Cotes de crédit sous surveillance

Le Canada est, avec l’Allemagne, le seul pays du G7 à avoir la cote de crédit AAA-stable de S&P Global Ratings. Il risque une révision à la baisse, estime Dominique Lapointe, compte tenu de la détérioration importante des perspectives économiques canadiennes.

S&P Global Ratings vient de revoir à la baisse la perspective de l’économie australienne, de AAA-stable à AAA-négatif, à cause de l’impact prévisible de la crise de la COVID-19.

La même chose peut arriver au Canada, qui est une petite économie ouverte comparable à celle de l’Australie.

Dominique Lapointe

Comme en Australie, le gouvernement canadien a ouvert les vannes pour atténuer le choc de la fermeture de son économie. Mais l’économie canadienne souffrira plus de la crise que l’Australie, qui n’a pas à encaisser une chute du prix de ses ressources naturelles comparable à celle qui frappe le pétrole. Parce que le prix du pétrole s’est effondré et que la frontière avec son principal partenaire économique, les États-Unis, restera fermée encore longtemps, le Canada se remettra plus lentement de la crise, estime Dominique Lapointe.

L’augmentation rapide des dettes des provinces, qui s’ajoutent à la dette fédérale, est un test pour la cote de crédit du Canada. Avant la crise, les dettes cumulées des provinces étaient plus élevées que celle du gouvernement fédéral, selon Bloomberg.

Même si le gouvernement fédéral n’est pas responsable des dettes des provinces, les marchés financiers présument généralement qu’Ottawa viendrait au secours d’une province en faillite.

Une révision possible

Tous ces éléments pèsent dans la balance des firmes qui évaluent la qualité du crédit du pays. Il y a un mois, DBRS Morningstar et Moody’s ont maintenu la cote du Canada, tout en prévenant qu’une révision était possible advenant une détérioration des conditions économiques.

Depuis, la crise pétrolière s’est aggravée et la possibilité d’une révision du dossier de crédit du Canada par S&P Global Ratings, la principale firme de notation, est possible, selon l’économiste Dominique Lapointe.

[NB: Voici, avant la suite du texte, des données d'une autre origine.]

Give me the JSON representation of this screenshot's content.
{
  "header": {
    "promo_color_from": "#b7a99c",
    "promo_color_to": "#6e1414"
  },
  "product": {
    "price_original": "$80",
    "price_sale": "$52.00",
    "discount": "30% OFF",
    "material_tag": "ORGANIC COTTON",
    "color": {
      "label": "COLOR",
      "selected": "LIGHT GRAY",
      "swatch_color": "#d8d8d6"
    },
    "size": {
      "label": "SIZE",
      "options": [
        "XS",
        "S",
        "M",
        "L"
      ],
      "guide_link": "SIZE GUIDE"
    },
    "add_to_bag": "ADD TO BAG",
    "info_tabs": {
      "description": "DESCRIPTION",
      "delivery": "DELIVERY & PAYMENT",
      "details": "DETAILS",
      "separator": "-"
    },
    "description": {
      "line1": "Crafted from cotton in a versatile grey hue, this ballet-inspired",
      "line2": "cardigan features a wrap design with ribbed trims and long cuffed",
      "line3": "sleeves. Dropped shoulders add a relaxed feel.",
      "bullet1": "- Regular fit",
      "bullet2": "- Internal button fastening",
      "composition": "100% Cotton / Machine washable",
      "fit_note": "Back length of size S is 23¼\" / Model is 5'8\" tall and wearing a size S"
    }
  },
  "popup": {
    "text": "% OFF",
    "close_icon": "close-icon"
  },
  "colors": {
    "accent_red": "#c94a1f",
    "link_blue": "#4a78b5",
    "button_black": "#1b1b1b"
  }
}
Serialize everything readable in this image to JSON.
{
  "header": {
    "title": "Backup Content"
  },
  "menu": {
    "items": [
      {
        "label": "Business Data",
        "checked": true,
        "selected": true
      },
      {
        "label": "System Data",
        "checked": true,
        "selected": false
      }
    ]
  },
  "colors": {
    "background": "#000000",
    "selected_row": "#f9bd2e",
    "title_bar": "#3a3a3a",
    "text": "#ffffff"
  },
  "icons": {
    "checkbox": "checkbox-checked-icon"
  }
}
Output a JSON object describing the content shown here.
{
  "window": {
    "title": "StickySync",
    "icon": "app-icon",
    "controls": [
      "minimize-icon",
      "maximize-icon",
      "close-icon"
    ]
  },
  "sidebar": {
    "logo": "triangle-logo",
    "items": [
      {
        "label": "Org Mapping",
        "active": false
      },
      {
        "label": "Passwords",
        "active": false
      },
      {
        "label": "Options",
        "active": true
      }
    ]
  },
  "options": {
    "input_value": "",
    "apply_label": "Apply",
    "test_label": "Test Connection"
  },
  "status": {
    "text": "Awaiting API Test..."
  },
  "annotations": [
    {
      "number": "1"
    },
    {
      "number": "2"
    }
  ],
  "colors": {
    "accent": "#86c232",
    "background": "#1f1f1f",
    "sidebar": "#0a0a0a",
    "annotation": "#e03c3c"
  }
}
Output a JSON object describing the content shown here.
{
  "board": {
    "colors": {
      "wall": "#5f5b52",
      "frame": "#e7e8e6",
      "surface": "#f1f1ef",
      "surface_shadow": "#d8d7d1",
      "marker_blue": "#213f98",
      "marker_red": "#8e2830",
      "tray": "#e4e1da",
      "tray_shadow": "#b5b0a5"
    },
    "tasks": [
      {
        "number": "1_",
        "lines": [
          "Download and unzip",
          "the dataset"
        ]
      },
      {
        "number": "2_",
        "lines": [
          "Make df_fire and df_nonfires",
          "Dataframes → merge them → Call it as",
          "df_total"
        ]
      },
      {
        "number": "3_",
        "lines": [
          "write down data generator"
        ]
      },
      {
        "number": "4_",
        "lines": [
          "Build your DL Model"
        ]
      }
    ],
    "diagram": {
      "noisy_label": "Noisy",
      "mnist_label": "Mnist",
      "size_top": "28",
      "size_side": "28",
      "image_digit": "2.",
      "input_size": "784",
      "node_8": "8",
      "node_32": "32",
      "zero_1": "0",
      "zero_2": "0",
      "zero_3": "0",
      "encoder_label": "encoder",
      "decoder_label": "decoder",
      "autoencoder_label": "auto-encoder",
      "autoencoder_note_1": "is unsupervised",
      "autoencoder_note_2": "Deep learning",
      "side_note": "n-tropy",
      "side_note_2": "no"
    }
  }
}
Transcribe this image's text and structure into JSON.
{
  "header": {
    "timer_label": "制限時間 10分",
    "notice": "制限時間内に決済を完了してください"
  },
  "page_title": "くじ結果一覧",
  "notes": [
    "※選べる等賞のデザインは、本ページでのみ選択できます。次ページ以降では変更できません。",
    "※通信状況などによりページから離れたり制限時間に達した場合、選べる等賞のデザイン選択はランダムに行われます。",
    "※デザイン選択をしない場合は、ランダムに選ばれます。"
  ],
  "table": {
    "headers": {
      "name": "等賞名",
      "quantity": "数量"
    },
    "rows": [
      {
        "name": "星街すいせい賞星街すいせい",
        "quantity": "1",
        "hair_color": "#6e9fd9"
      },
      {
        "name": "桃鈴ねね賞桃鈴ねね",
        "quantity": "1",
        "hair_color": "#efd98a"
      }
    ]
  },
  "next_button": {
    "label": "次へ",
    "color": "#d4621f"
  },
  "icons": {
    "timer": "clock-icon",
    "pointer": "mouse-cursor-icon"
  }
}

Une révision à la baisse des perspectives (de stables à négatives, comme c’est arrivé à l’Australie) est plus probable qu’une décote, estime-t-il. « Si ça arrive, ça aura moins d’impact sur les coûts d’emprunts à cause des interventions annoncées par la Banque du Canada, qui est plus proactive que lors des dernières récessions pour supporter l’économie ».

De son côté, l’économiste de la Banque Royale souligne que les taux d’intérêt très bas vont aider le Canada et les provinces à supporter le poids de la dette supplémentaire. « Ça va prendre des années avant de les réduire, dit-il. Le service de la dette va augmenter, mais les taux d’intérêt bas vont aider. »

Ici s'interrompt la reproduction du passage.